COLLIER CO., Fla. — Teachers and staff have been getting some much-needed relief after Hurricane Ian. The school board received an update tonight on the amount of help that has been provided for the district’s educators.
Help is coming in the form of funding and this is an update that is changing lives.
“They can begin to find new housing if they need, and they can find a way forward.” A way forward for teachers and staff in Collier County, as the school district provides relief funding after Hurricane Ian.
“177 of our employees received $1.2 million in support.” Millions of dollars help some of the district’s most crucial employees in a time of need.

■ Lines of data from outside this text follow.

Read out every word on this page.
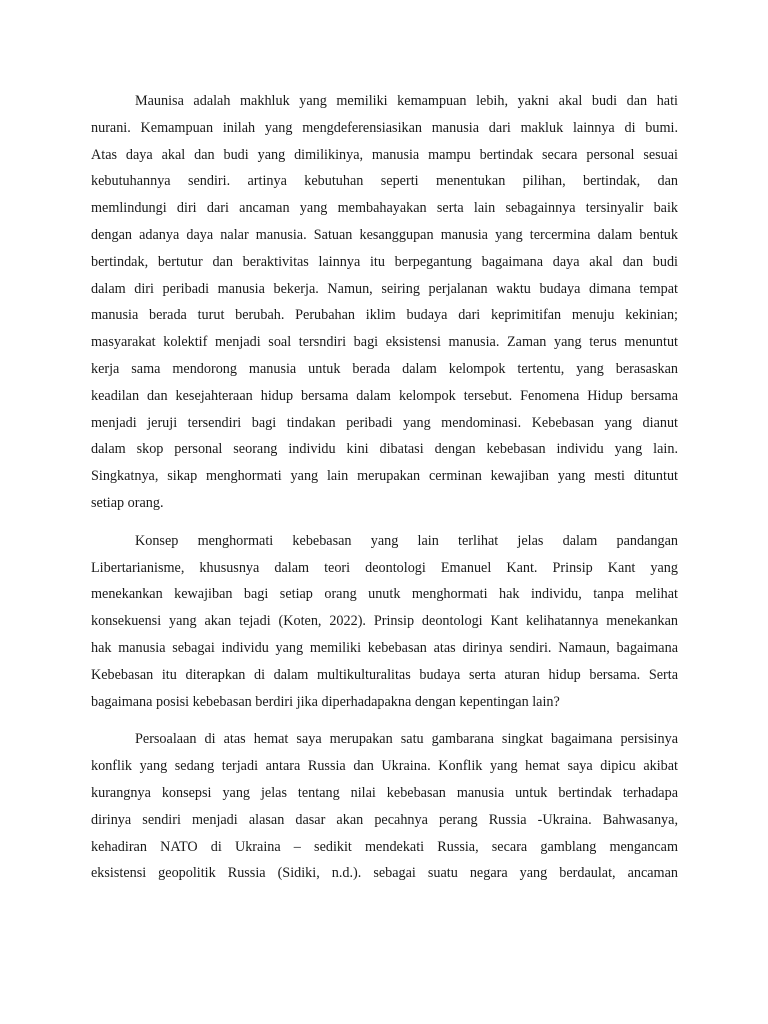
Maunisa adalah makhluk yang memiliki kemampuan lebih, yakni akal budi dan hati
nurani. Kemampuan inilah yang mengdeferensiasikan manusia dari makluk lainnya di bumi.
Atas daya akal dan budi yang dimilikinya, manusia mampu bertindak secara personal sesuai
kebutuhannya sendiri. artinya kebutuhan seperti menentukan pilihan, bertindak, dan
memlindungi diri dari ancaman yang membahayakan serta lain sebagainnya tersinyalir baik
dengan adanya daya nalar manusia. Satuan kesanggupan manusia yang tercermina dalam bentuk
bertindak, bertutur dan beraktivitas lainnya itu berpegantung bagaimana daya akal dan budi
dalam diri peribadi manusia bekerja. Namun, seiring perjalanan waktu budaya dimana tempat
manusia berada turut berubah. Perubahan iklim budaya dari keprimitifan menuju kekinian;
masyarakat kolektif menjadi soal tersndiri bagi eksistensi manusia. Zaman yang terus menuntut
kerja sama mendorong manusia untuk berada dalam kelompok tertentu, yang berasaskan
keadilan dan kesejahteraan hidup bersama dalam kelompok tersebut. Fenomena Hidup bersama
menjadi jeruji tersendiri bagi tindakan peribadi yang mendominasi. Kebebasan yang dianut
dalam skop personal seorang individu kini dibatasi dengan kebebasan individu yang lain.
Singkatnya, sikap menghormati yang lain merupakan cerminan kewajiban yang mesti dituntut
setiap orang.
Konsep menghormati kebebasan yang lain terlihat jelas dalam pandangan
Libertarianisme, khususnya dalam teori deontologi Emanuel Kant. Prinsip Kant yang
menekankan kewajiban bagi setiap orang unutk menghormati hak individu, tanpa melihat
konsekuensi yang akan tejadi (Koten, 2022). Prinsip deontologi Kant kelihatannya menekankan
hak manusia sebagai individu yang memiliki kebebasan atas dirinya sendiri. Namaun, bagaimana
Kebebasan itu diterapkan di dalam multikulturalitas budaya serta aturan hidup bersama. Serta
bagaimana posisi kebebasan berdiri jika diperhadapakna dengan kepentingan lain?
Persoalaan di atas hemat saya merupakan satu gambarana singkat bagaimana persisinya
konflik yang sedang terjadi antara Russia dan Ukraina. Konflik yang hemat saya dipicu akibat
kurangnya konsepsi yang jelas tentang nilai kebebasan manusia untuk bertindak terhadapa
dirinya sendiri menjadi alasan dasar akan pecahnya perang Russia -Ukraina. Bahwasanya,
kehadiran NATO di Ukraina – sedikit mendekati Russia, secara gamblang mengancam
eksistensi geopolitik Russia (Sidiki, n.d.). sebagai suatu negara yang berdaulat, ancaman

“It’s a much bigger picture but this was enough to really help get them started down that path,” said Eileen Connolly-Keesler, President/CEO of the Collier Community Foundation.
Much of the funding went to helping support deductibles that staff had, as well as underwrite the increase in rent for up to a year.
"We have seen a lot of tears," said Barbara Evans, President & CEO of Champions For Learning. "Tears of joy and also tears of sorrow as people were refreshed of the trauma they experienced thru the storm.”
Evans is with the Champions For Learning. The education foundation played a key role in securing funding and helping teachers and school staff get back on their feet.
“The governor made a first-time gift ever to the education foundation in the state of Florida for $2 million, of which we received $350,000 of that.”
It also wasn’t enough. Champions For Learning was also able to secure additional funds with the Collier Community Foundation thru their Collier Comes Together Fund. Investing more than $587,000.
It also brought a follow-up response from the governor, who provided an additional $250,000. Providing more than $1 million to help district staff.
"It’s been incredibly gratifying and very humbling to have been a conduit for changing someone’s life,” said Evans.
Not only gratifying but also creates a blueprint for the district to be better equipped in case of a future event.
"Now it’s connecting them with the other resources that exist in hoping they can someday get back in their houses and get back to some normality in their lives," said Connolly-Keesler. "Time is going to heal that, I think.”